Een elegante, witte dwergkeeshond
Tijdens veldslagen kregen rassen zoals de Deense dog en de mastiff halsbanden met spikes om, met als doel de vijand te intimideren. In sommige gevallen kregen zulke oorlogshonden zelfs hun eigen ijzeren harnas.
De Renaissance
Tijdens de Renaissance raakten steeds meer edelen geïnteresseerd in het idee van het fokken van honden als metgezellen. Vorsten begonnen hun favoriete hondenrassen te fokken, wat leidde tot de ontwikkeling van vele nieuwe rassen, met name de king Charles-spaniël, vernoemd door en naar Koning Karel IX van Frankrijk. Na de Franse Revolutie raakten deze gespecialiseerde rassen weer in verval. In plaats daarvan werden vogelhonden en voorstaande honden weer populairder onder landarbeiders die nu veel meer onbelemmerd konden jagen.

Een Renaissance Fontein
De allereerste hondenshow
De eerste officiële hondenshow werd in 1859 in Engeland gehouden. Het was een liefdadigheidsevenement, gehouden door aristocraten. Het evenement bracht een enorme internationale gemeenschap bijeen en hielp om de lange levensduur van de meest populaire raszuivere hondenrassen veilig te stellen.

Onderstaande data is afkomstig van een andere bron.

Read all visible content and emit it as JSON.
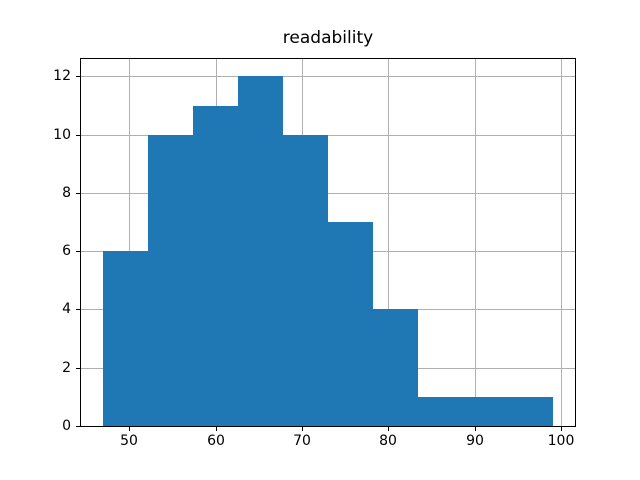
{
  "chart_data": {
    "type": "bar",
    "subtype": "histogram",
    "title": "readability",
    "xlabel": "",
    "ylabel": "",
    "bin_edges": [
      47.0,
      52.2,
      57.4,
      62.6,
      67.8,
      73.0,
      78.2,
      83.4,
      88.6,
      93.8,
      99.0
    ],
    "counts": [
      6,
      10,
      11,
      12,
      10,
      7,
      4,
      1,
      1,
      1
    ],
    "x_ticks": [
      50,
      60,
      70,
      80,
      90,
      100
    ],
    "y_ticks": [
      0,
      2,
      4,
      6,
      8,
      10,
      12
    ],
    "xlim": [
      44.4,
      101.6
    ],
    "ylim": [
      0,
      12.6
    ],
    "grid": true,
    "legend": null,
    "colors": {
      "bar": "#1f77b4",
      "grid": "#b0b0b0",
      "spine": "#000000",
      "text": "#000000",
      "background": "#ffffff"
    }
  }
}
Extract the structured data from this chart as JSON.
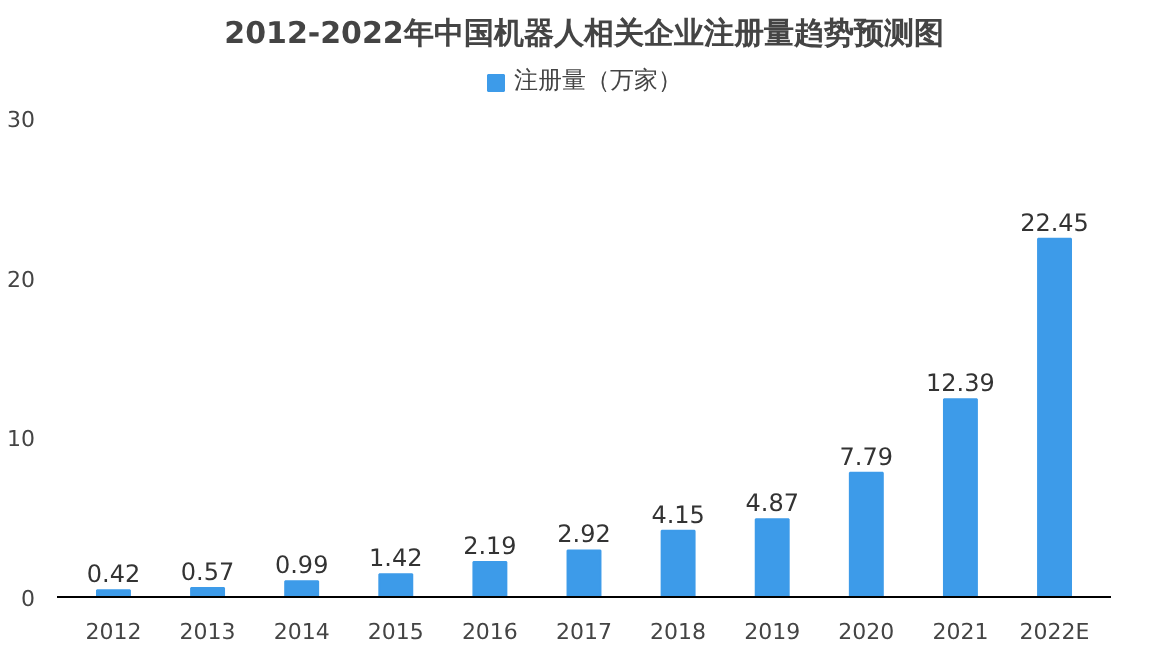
{
  "chart_data": {
    "type": "bar",
    "title": "2012-2022年中国机器人相关企业注册量趋势预测图",
    "categories": [
      "2012",
      "2013",
      "2014",
      "2015",
      "2016",
      "2017",
      "2018",
      "2019",
      "2020",
      "2021",
      "2022E"
    ],
    "series": [
      {
        "name": "注册量（万家）",
        "color": "#3d9be9",
        "values": [
          0.42,
          0.57,
          0.99,
          1.42,
          2.19,
          2.92,
          4.15,
          4.87,
          7.79,
          12.39,
          22.45
        ]
      }
    ],
    "ylim": [
      0,
      30
    ],
    "yticks": [
      0,
      10,
      20,
      30
    ],
    "grid": false,
    "legend": "top",
    "data_labels": true
  }
}
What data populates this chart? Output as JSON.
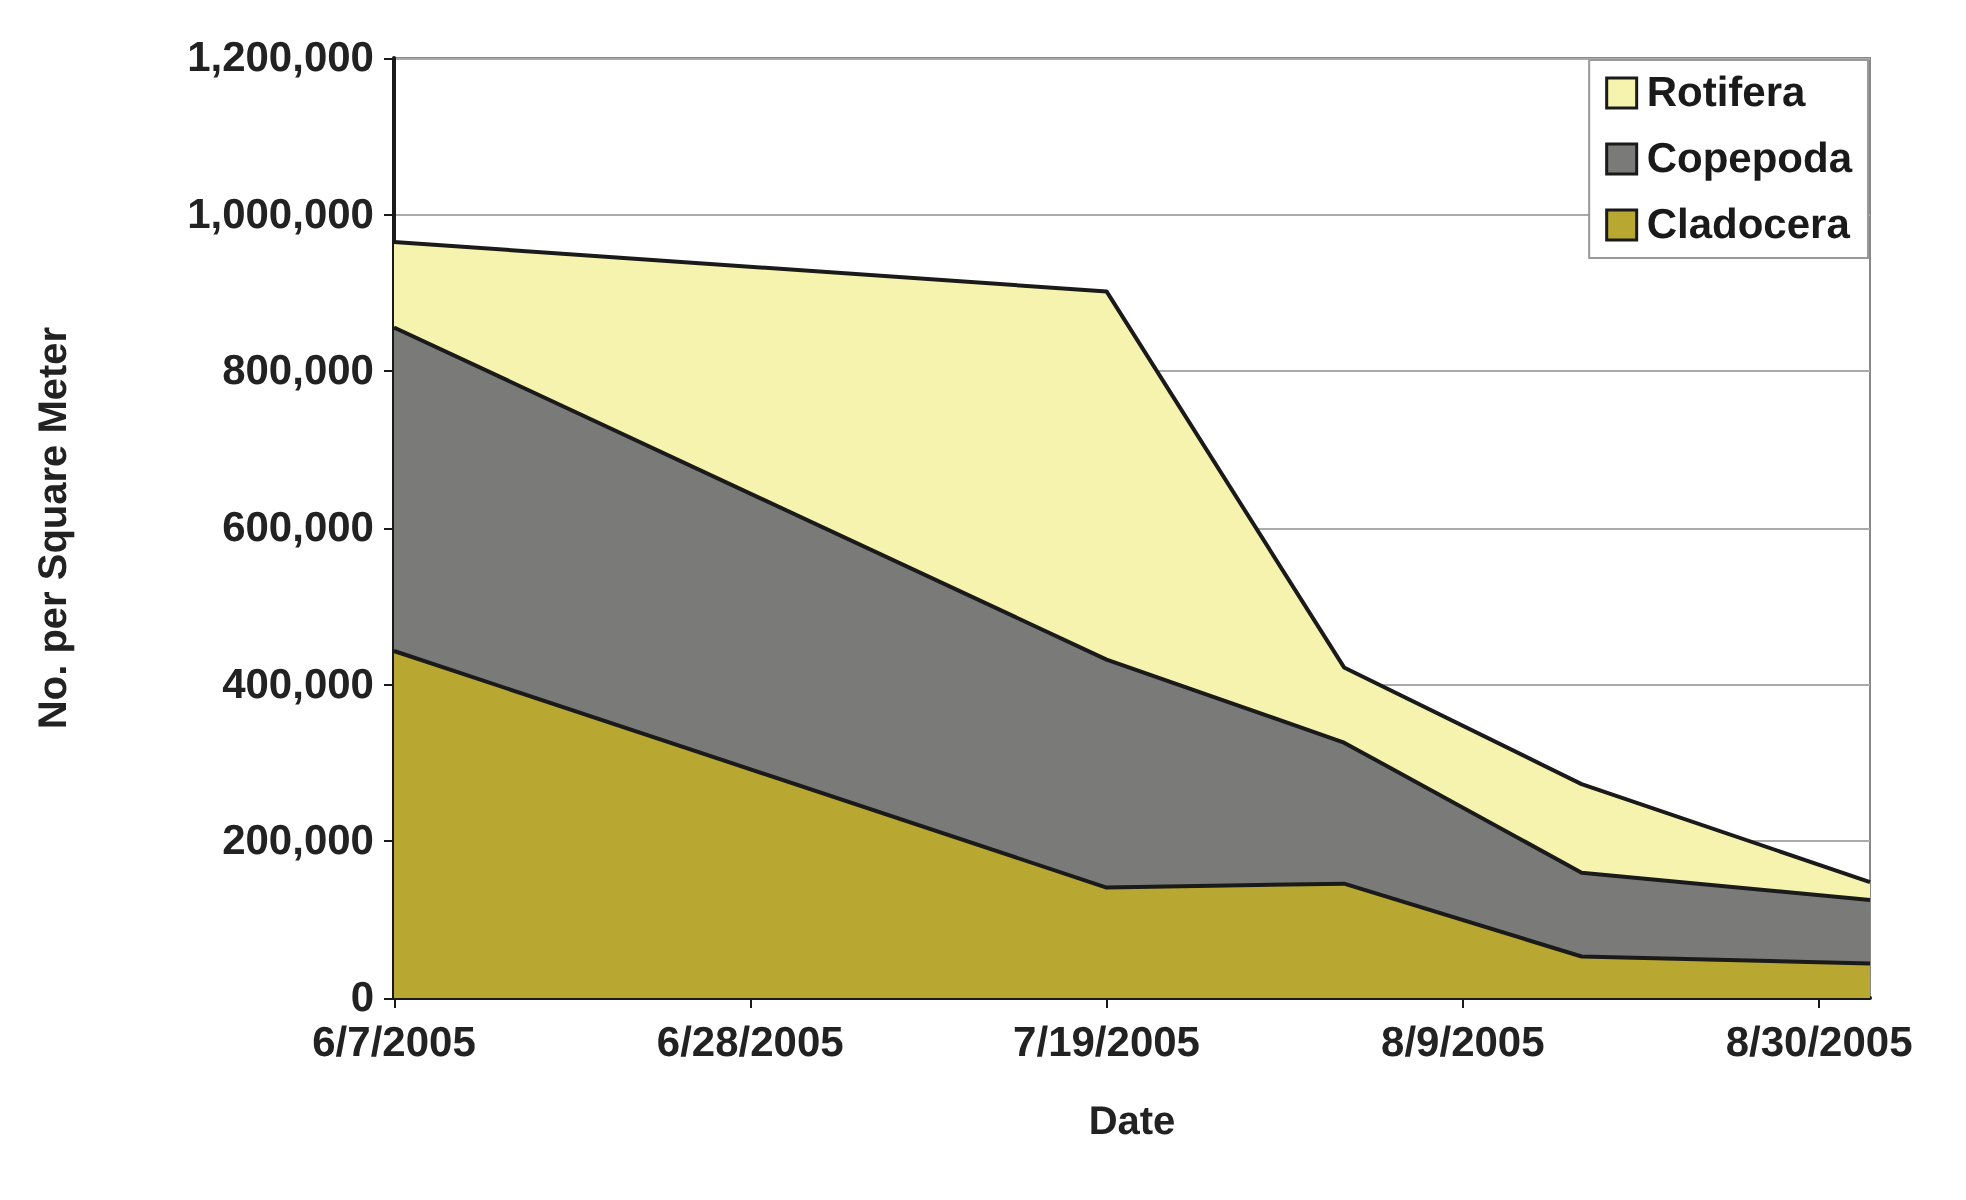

Een prachtige Ierse setter op een hondenshow
Veel nieuwe rassen werden ontwikkeld in de negentiende eeuw, omdat men niet langer veel interesse had voor de gespecialiseerde rassen waar de hogere klassen zo van hielden. Nieuwe rassen werden weer ontwikkeld voor specifieke doeleinden, vooral met het oog op werk op het platteland.